It was the night when art merged perfectly with real life.
As the curtain rose on The Shark is Broken at Theatre Royal Plymouth, a headset-wearing stagehand bounded onto the stage to tell the audience that the shark really was broken.
This was April 1, and for a moment the audience speculated whether this was in fact a joke, before the stage safety curtain descended, confirming the announcement.
Thankfully, the wait was fleeting and the play soon set sail - complete with animated shark fin.
The Shark Is Broken offers a behind-the-scenes look at the tensions and camaraderie between the three lead actors in the 1975 Spielberg blockbuster movie Jaws - Robert Shaw, Richard Dreyfuss, and Roy Scheider.
Written by and starring Ian Shaw (Robert’s son), with co-writer Joseph Nixon, the play is set on board a boat as the actors endure lengthy delays caused by the now-infamous mechanical shark malfunctions.

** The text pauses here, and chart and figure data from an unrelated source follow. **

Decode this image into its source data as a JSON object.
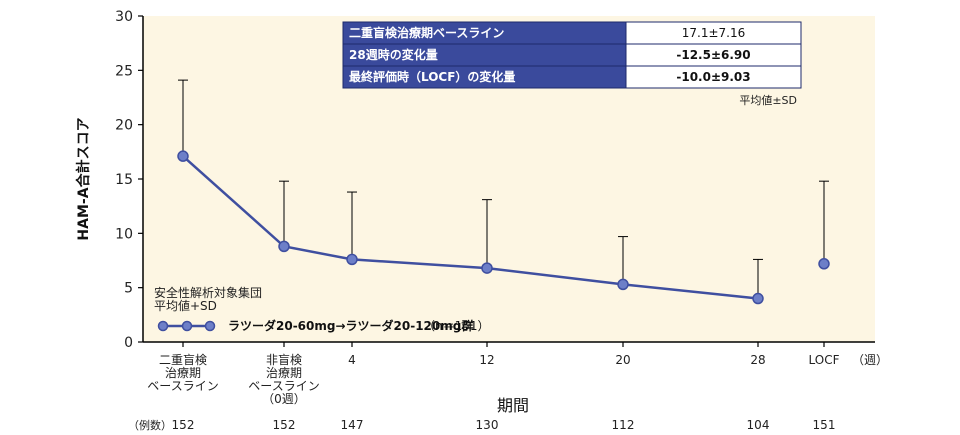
{
  "chart_data": {
    "type": "line",
    "ylabel": "HAM-A合計スコア",
    "xlabel": "期間",
    "x_unit": "（週）",
    "ylim": [
      0,
      30
    ],
    "yticks": [
      "0",
      "5",
      "10",
      "15",
      "20",
      "25",
      "30"
    ],
    "categories": [
      [
        "二重盲検",
        "治療期",
        "ベースライン"
      ],
      [
        "非盲検",
        "治療期",
        "ベースライン",
        "（0週）"
      ],
      [
        "4"
      ],
      [
        "12"
      ],
      [
        "20"
      ],
      [
        "28"
      ],
      [
        "LOCF"
      ]
    ],
    "series": [
      {
        "name": "ラツーダ20-60mg→ラツーダ20-120mg群",
        "n_label": "（n＝151）",
        "values": [
          17.1,
          8.8,
          7.6,
          6.8,
          5.3,
          4.0,
          7.2
        ],
        "sd_upper": [
          24.1,
          14.8,
          13.8,
          13.1,
          9.7,
          7.6,
          14.8
        ],
        "connected": [
          true,
          true,
          true,
          true,
          true,
          true,
          false
        ]
      }
    ],
    "annotation": [
      "安全性解析対象集団",
      "平均値+SD"
    ],
    "n_row_label": "（例数）",
    "n_counts": [
      "152",
      "152",
      "147",
      "130",
      "112",
      "104",
      "151"
    ],
    "table": {
      "rows": [
        {
          "label": "二重盲検治療期ベースライン",
          "value": "17.1±7.16",
          "bold": false
        },
        {
          "label": "28週時の変化量",
          "value": "-12.5±6.90",
          "bold": true
        },
        {
          "label": "最終評価時（LOCF）の変化量",
          "value": "-10.0±9.03",
          "bold": true
        }
      ],
      "note": "平均値±SD"
    },
    "colors": {
      "line": "#3f4fa0",
      "plot_bg": "#fdf6e3",
      "table_head": "#3a4a9c"
    }
  }
}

With nowhere to go, the trio is forced into hours of conversation, heated debate, hard drinking and occasional violence as Shaw butts heads with the younger, insecure Dreyfuss, while Scheider plays peacemaker.

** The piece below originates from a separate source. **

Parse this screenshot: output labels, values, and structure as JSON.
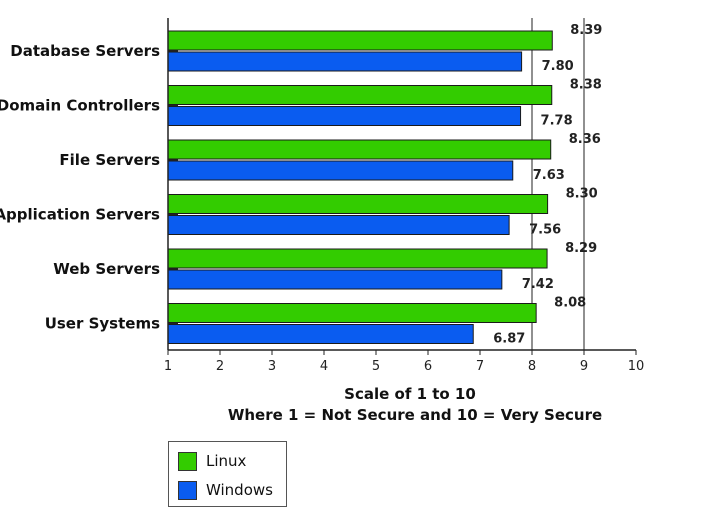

Discussions range from professional rivalries to reflections on fame, masculinity, and mortality, and the play blends humour with poignancy as it foreshadows Shaw’s premature death a few years later.
First staged at the Edinburgh Fringe in 2019 before transferring to the West End and Broadway, The Shark Is Broken is both a moving tribute to Shaw and a melancholic portrait of three actors stranded together as they unwittingly make Hollywood history.

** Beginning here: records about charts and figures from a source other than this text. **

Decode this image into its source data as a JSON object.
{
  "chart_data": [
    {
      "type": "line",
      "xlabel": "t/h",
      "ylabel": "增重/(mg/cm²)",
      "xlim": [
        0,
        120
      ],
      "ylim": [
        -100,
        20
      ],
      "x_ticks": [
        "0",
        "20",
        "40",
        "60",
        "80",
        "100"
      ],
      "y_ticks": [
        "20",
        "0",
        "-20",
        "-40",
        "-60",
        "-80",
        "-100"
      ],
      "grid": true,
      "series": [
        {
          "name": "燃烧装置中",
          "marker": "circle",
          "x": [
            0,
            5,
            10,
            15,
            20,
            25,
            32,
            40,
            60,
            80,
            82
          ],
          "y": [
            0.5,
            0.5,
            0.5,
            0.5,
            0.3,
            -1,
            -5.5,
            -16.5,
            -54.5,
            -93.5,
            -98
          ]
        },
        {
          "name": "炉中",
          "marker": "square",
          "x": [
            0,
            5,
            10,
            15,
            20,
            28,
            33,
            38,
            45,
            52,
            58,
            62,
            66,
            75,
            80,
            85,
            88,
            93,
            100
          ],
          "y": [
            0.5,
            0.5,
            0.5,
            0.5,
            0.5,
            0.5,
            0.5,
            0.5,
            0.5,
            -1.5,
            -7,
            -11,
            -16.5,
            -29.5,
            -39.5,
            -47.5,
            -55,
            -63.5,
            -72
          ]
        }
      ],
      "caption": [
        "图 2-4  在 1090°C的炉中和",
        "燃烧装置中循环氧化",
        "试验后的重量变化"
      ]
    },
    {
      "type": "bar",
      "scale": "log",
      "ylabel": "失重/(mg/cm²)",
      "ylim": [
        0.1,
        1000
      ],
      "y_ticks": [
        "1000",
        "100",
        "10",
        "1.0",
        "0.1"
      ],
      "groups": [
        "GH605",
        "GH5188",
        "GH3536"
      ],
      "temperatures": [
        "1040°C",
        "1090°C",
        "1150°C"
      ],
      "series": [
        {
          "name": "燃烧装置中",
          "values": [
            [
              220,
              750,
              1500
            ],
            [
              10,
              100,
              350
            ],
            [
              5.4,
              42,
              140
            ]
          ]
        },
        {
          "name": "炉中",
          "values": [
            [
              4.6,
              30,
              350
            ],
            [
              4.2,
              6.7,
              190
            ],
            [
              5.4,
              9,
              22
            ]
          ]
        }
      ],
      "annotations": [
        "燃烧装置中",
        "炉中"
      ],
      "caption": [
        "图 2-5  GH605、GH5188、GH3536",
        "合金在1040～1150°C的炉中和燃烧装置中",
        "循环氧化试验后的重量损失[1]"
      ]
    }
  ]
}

Dan Fredenburgh as Roy Scheider and Ashley Margolis as Richard Dreyfuss star alongside Shaw, who asks: "Do you really think people are going to be talking about this film in 50 years?"
The Shark Is Broken is the compelling answer.
It runs at Theatre Royal Plymouth every evening until Saturday April 5, with extra matinee performances on Thursday and Saturday.